Amelia Aurelia maquille les défunts.
Dans l’entreprise familiale de pompes funèbres, elle est celle qui soulage, qui permet à ceux qui les aiment de jeter un dernier regard apaisé aux dépouilles dont elle a la charge. Emmailloter un bébé dans une couverture confortable, choisir la teinte de blush qui ne dénaturera pas le visage d’une sœur, d’une fille, est un art qu’elle maîtrise. Elle est l’ultime toucher, la caresse bienveillante. Sa tâche, accomplie avec empathie et respect, ne la perturbe pas. Tout au plus conjure-t-elle la mort dans les bras d’inconnus rencontrés sur la toile. Mais quand sa propre mère décède subitement, Amelia s’avère incapable de faire face. Elle s’enfuit, rejoint son père biologique dans un trou perdu de Tasmanie où, contrairement à toute attente, les adeptes du BDSM remplissent les clubs et peuplent les applis de rencontres. Elle fait son entrée sur scène.
Si Une créature de douleur s’inscrit parfaitement dans la ligne éditoriale exigeante des jeunes éditions du Gospel qui mettent en avant des textes novateurs dans la forme et le fond, si ce roman est bien « not for everyone », ne cherchez pas dans ses pages à être chahutés par la découverte de pratiques sexuelles amorales ou à la lecture de passages salaces jusqu’à la perversion. Ce qui secoue ici est d’une autre nature. C’est dans l’empreinte durable de cette jeune femme perdue, qui se raconte simplement, sans rien cacher de ses faiblesses, au présent, que le choc se produit.

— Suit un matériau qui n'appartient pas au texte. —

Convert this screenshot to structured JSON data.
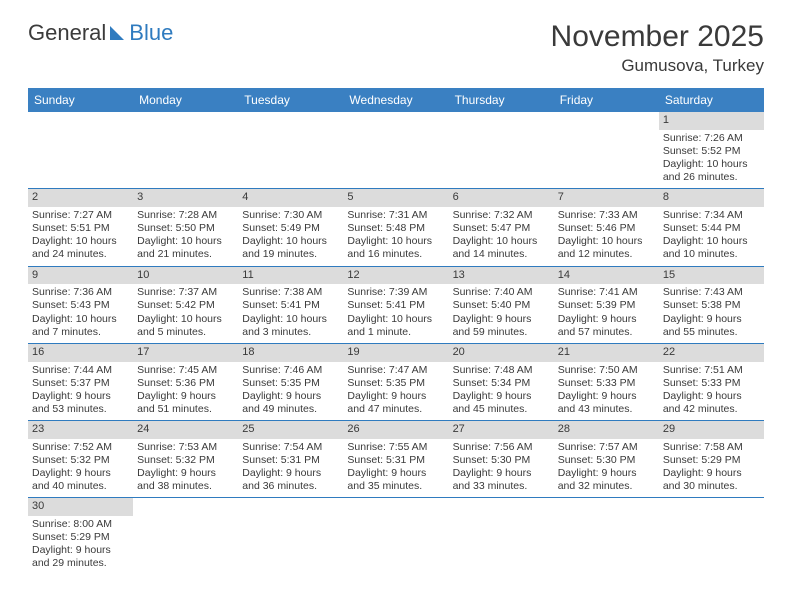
{
  "logo": {
    "text1": "General",
    "text2": "Blue"
  },
  "title": {
    "month": "November 2025",
    "location": "Gumusova, Turkey"
  },
  "colors": {
    "header_bg": "#3a80c2",
    "header_fg": "#ffffff",
    "daynum_bg": "#dcdcdc",
    "cell_border": "#2f7bbf",
    "text": "#3a3a3a",
    "logo_blue": "#2f7bbf"
  },
  "weekdays": [
    "Sunday",
    "Monday",
    "Tuesday",
    "Wednesday",
    "Thursday",
    "Friday",
    "Saturday"
  ],
  "weeks": [
    [
      null,
      null,
      null,
      null,
      null,
      null,
      {
        "n": "1",
        "sr": "Sunrise: 7:26 AM",
        "ss": "Sunset: 5:52 PM",
        "dl": "Daylight: 10 hours and 26 minutes."
      }
    ],
    [
      {
        "n": "2",
        "sr": "Sunrise: 7:27 AM",
        "ss": "Sunset: 5:51 PM",
        "dl": "Daylight: 10 hours and 24 minutes."
      },
      {
        "n": "3",
        "sr": "Sunrise: 7:28 AM",
        "ss": "Sunset: 5:50 PM",
        "dl": "Daylight: 10 hours and 21 minutes."
      },
      {
        "n": "4",
        "sr": "Sunrise: 7:30 AM",
        "ss": "Sunset: 5:49 PM",
        "dl": "Daylight: 10 hours and 19 minutes."
      },
      {
        "n": "5",
        "sr": "Sunrise: 7:31 AM",
        "ss": "Sunset: 5:48 PM",
        "dl": "Daylight: 10 hours and 16 minutes."
      },
      {
        "n": "6",
        "sr": "Sunrise: 7:32 AM",
        "ss": "Sunset: 5:47 PM",
        "dl": "Daylight: 10 hours and 14 minutes."
      },
      {
        "n": "7",
        "sr": "Sunrise: 7:33 AM",
        "ss": "Sunset: 5:46 PM",
        "dl": "Daylight: 10 hours and 12 minutes."
      },
      {
        "n": "8",
        "sr": "Sunrise: 7:34 AM",
        "ss": "Sunset: 5:44 PM",
        "dl": "Daylight: 10 hours and 10 minutes."
      }
    ],
    [
      {
        "n": "9",
        "sr": "Sunrise: 7:36 AM",
        "ss": "Sunset: 5:43 PM",
        "dl": "Daylight: 10 hours and 7 minutes."
      },
      {
        "n": "10",
        "sr": "Sunrise: 7:37 AM",
        "ss": "Sunset: 5:42 PM",
        "dl": "Daylight: 10 hours and 5 minutes."
      },
      {
        "n": "11",
        "sr": "Sunrise: 7:38 AM",
        "ss": "Sunset: 5:41 PM",
        "dl": "Daylight: 10 hours and 3 minutes."
      },
      {
        "n": "12",
        "sr": "Sunrise: 7:39 AM",
        "ss": "Sunset: 5:41 PM",
        "dl": "Daylight: 10 hours and 1 minute."
      },
      {
        "n": "13",
        "sr": "Sunrise: 7:40 AM",
        "ss": "Sunset: 5:40 PM",
        "dl": "Daylight: 9 hours and 59 minutes."
      },
      {
        "n": "14",
        "sr": "Sunrise: 7:41 AM",
        "ss": "Sunset: 5:39 PM",
        "dl": "Daylight: 9 hours and 57 minutes."
      },
      {
        "n": "15",
        "sr": "Sunrise: 7:43 AM",
        "ss": "Sunset: 5:38 PM",
        "dl": "Daylight: 9 hours and 55 minutes."
      }
    ],
    [
      {
        "n": "16",
        "sr": "Sunrise: 7:44 AM",
        "ss": "Sunset: 5:37 PM",
        "dl": "Daylight: 9 hours and 53 minutes."
      },
      {
        "n": "17",
        "sr": "Sunrise: 7:45 AM",
        "ss": "Sunset: 5:36 PM",
        "dl": "Daylight: 9 hours and 51 minutes."
      },
      {
        "n": "18",
        "sr": "Sunrise: 7:46 AM",
        "ss": "Sunset: 5:35 PM",
        "dl": "Daylight: 9 hours and 49 minutes."
      },
      {
        "n": "19",
        "sr": "Sunrise: 7:47 AM",
        "ss": "Sunset: 5:35 PM",
        "dl": "Daylight: 9 hours and 47 minutes."
      },
      {
        "n": "20",
        "sr": "Sunrise: 7:48 AM",
        "ss": "Sunset: 5:34 PM",
        "dl": "Daylight: 9 hours and 45 minutes."
      },
      {
        "n": "21",
        "sr": "Sunrise: 7:50 AM",
        "ss": "Sunset: 5:33 PM",
        "dl": "Daylight: 9 hours and 43 minutes."
      },
      {
        "n": "22",
        "sr": "Sunrise: 7:51 AM",
        "ss": "Sunset: 5:33 PM",
        "dl": "Daylight: 9 hours and 42 minutes."
      }
    ],
    [
      {
        "n": "23",
        "sr": "Sunrise: 7:52 AM",
        "ss": "Sunset: 5:32 PM",
        "dl": "Daylight: 9 hours and 40 minutes."
      },
      {
        "n": "24",
        "sr": "Sunrise: 7:53 AM",
        "ss": "Sunset: 5:32 PM",
        "dl": "Daylight: 9 hours and 38 minutes."
      },
      {
        "n": "25",
        "sr": "Sunrise: 7:54 AM",
        "ss": "Sunset: 5:31 PM",
        "dl": "Daylight: 9 hours and 36 minutes."
      },
      {
        "n": "26",
        "sr": "Sunrise: 7:55 AM",
        "ss": "Sunset: 5:31 PM",
        "dl": "Daylight: 9 hours and 35 minutes."
      },
      {
        "n": "27",
        "sr": "Sunrise: 7:56 AM",
        "ss": "Sunset: 5:30 PM",
        "dl": "Daylight: 9 hours and 33 minutes."
      },
      {
        "n": "28",
        "sr": "Sunrise: 7:57 AM",
        "ss": "Sunset: 5:30 PM",
        "dl": "Daylight: 9 hours and 32 minutes."
      },
      {
        "n": "29",
        "sr": "Sunrise: 7:58 AM",
        "ss": "Sunset: 5:29 PM",
        "dl": "Daylight: 9 hours and 30 minutes."
      }
    ],
    [
      {
        "n": "30",
        "sr": "Sunrise: 8:00 AM",
        "ss": "Sunset: 5:29 PM",
        "dl": "Daylight: 9 hours and 29 minutes."
      },
      null,
      null,
      null,
      null,
      null,
      null
    ]
  ]
}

Bien sûr Amelia emprunte des chemins que d’aucuns qualifieraient de dépravés. Sa recherche de la douleur physique pour soulager sa peine n’a pourtant rien de glauque, tant les extraits où elle tente différentes expériences semblent anodins à l’aune de la souffrance psychologique qui la sidère, ce deuil qu’elle ne peut affronter quand elle sait si bien adoucir ceux des autres. Elle qui excelle dans l’exécution de gestes si délicats, incongrus que la manipulation de cadavres se retrouve incompétente quand il s’agit de prendre ou donner du plaisir aux vivants. Décalée, empotée, allant trop loin ou pas assez, elle échoue dans des séances qui confinent à la farce, leur conférant un rôle quasi symbolique. Elles révèlent son impuissance à trouver sa place, frappée qu’elle est par une douleur intime qu’aucun supplice ne saurait atténuer. Elles dévoilent, bien plus que son enveloppe charnelle, son être profond, son absolue sincérité, et c’est bien cette mise à nu-là qui nous laisse ébranlés.